When I first started using Entity Framework on the first errors encountered was:
System.InvalidOperationException: There is already an open DataReader associated with this Command which must be closed first.
Some very quick searching provided the answer, just add MultipleActiveResultSets=true to your connection and BAM problem solved. For the MVC Site, WebAPI, Tests and pretty much everything else, this works great. But I didn’t know what MultipleActiveResultSets, or MARS, was or what it’s drawbacks were.
MARS is not a feature of Entity Framework, but was added to SQL Server with SQL Server 2005, it just happens to help a lot with Entity Framework and lazy loading scenarios. MARS allows you to have multiple pending requests, say two reads, on a single SQL Server Connection. This saves the overhead of having to open another connection to the SQL server from the connection pool. Because of this MARS can improve performance when you have multiple concurrent operations trying to hit the database, the existing open connection is reused.
So what are the drawbacks of MARS? Well the primary one you will find on the Internet is that there is additional overhead creating a MARS connection as opposed to a standard ADO.Net SQL connection. So if your just going to execute a single query and close the connection the MARS connection overhead will have a performance impact.
Some errors we were seeing in our logs were:
An error was reported while committing a database transaction but it could not be determined whether the transaction succeeded or failed on the database server. See the inner exception and http://go.microsoft.com/fwlink/?LinkId=313468 for more information. ---> System.Data.Entity.Core.EntityException: The underlying provider failed on Commit. ---> System.Data.SqlClient.SqlException: The transaction operation cannot be performed because there are pending requests working on this transaction.
An error occurred while updating the entries. See the inner exception for details. ---> System.Data.SqlClient.SqlException: The server failed to resume the transaction. Desc:418000009d4. The transaction active in this session has been committed or aborted by another session.
The underlying provider failed on Open. ---> System.InvalidOperationException: The connection was not closed. The connection's current state is connecting
ExecuteNonQuery requires the command to have a transaction when the connection assigned to the command is in a pending local transaction. The Transaction property of the command has not been initialized.
An error occurred while executing the command definition. See the inner exception for details. ---> System.Data.SqlClient.SqlException: The server failed to resume the transaction.
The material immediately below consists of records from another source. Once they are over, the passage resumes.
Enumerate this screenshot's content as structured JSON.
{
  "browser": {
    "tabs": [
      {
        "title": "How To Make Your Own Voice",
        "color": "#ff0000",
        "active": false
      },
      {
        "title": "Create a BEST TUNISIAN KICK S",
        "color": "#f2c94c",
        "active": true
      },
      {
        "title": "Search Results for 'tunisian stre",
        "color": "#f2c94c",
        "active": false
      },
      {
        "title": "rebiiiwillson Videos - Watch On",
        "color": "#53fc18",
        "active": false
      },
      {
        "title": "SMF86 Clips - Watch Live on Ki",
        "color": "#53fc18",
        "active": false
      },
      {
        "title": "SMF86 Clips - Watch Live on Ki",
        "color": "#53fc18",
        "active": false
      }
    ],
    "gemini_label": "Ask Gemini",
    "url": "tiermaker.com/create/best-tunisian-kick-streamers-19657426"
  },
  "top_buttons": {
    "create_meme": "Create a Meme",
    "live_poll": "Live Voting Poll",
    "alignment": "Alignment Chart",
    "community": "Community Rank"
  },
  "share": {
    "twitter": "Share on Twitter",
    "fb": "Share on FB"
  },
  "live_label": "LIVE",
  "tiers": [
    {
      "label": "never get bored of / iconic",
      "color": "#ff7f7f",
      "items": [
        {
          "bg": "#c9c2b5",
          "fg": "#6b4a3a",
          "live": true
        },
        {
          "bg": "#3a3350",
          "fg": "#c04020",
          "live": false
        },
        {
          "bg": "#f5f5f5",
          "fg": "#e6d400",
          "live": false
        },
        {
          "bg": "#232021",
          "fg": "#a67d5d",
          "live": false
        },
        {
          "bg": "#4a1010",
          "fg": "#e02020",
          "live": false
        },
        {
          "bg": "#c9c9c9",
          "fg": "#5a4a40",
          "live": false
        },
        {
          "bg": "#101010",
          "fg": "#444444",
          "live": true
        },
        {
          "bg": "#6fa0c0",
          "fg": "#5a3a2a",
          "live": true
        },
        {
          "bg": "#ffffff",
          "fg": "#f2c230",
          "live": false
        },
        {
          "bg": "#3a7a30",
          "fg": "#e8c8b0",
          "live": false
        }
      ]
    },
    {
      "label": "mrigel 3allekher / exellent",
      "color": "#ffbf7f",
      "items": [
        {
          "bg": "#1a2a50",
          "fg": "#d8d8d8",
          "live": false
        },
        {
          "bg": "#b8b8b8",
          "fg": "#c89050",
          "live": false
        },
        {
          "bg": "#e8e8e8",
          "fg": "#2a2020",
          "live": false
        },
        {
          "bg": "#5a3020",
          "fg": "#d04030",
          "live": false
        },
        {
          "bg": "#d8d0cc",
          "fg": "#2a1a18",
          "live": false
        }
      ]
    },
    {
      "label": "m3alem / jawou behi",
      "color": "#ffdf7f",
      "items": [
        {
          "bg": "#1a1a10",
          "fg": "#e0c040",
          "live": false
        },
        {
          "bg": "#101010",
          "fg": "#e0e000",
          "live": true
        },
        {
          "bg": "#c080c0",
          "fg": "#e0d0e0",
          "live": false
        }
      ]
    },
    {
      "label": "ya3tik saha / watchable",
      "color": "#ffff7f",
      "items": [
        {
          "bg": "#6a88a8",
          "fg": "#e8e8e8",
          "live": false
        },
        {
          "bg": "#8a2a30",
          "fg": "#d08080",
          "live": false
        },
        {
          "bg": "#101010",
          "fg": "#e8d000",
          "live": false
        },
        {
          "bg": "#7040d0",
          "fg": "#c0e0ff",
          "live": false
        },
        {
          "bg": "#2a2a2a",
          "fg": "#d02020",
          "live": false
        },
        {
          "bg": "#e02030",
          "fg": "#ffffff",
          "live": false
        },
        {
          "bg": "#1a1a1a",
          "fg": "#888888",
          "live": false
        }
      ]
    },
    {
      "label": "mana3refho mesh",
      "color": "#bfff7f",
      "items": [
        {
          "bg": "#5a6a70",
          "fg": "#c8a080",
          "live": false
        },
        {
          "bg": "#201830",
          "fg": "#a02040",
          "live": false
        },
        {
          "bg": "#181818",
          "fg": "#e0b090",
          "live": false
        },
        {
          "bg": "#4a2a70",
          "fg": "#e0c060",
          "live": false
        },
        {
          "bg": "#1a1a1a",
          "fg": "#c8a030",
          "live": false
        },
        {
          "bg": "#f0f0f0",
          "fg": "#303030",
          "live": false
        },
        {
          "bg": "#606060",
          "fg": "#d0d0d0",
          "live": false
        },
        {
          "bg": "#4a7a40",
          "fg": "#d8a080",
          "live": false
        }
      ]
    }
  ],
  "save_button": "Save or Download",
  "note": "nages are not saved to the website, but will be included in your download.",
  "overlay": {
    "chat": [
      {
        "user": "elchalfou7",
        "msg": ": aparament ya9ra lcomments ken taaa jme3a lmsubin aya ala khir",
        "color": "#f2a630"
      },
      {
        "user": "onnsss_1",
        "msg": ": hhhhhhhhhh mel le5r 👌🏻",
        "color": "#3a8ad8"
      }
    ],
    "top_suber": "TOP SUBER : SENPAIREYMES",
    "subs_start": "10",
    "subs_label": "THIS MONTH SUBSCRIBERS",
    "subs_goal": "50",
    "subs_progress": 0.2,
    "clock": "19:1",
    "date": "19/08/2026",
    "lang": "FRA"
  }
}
Depending on the volume of the system we could get hundreds of errors a day, totally unacceptable. But almost impossible to track down. Every type of exception lead us down another path of possible solutions, with some people suggesting that when encountered you need to re-architect your data access strategy. Not all of those errors may be directly related to MARS, but they are included because they happen at the same time.
The issue seems to be that because MARS is enabled, the multiple threads were getting the same connection, even though a new DataContext was being created (Transnet or ThreadScoped). Because the same underlying connection was being shared, depending on the lifecycle of the other threads they would pile on the connection before it was ready, as it was being torn down, or while another transaction was in progress.
Disabling MARS for the workers seems to have fixed the issue, no more exceptions being generated. But now we still have our Lazy loading issue that MARS solved for us. Unfortunately the solution for this is to not lazy load or delay execution via IQueryable. Instead invoke your result set as soon as you can to try and avoid the active DataReader exception.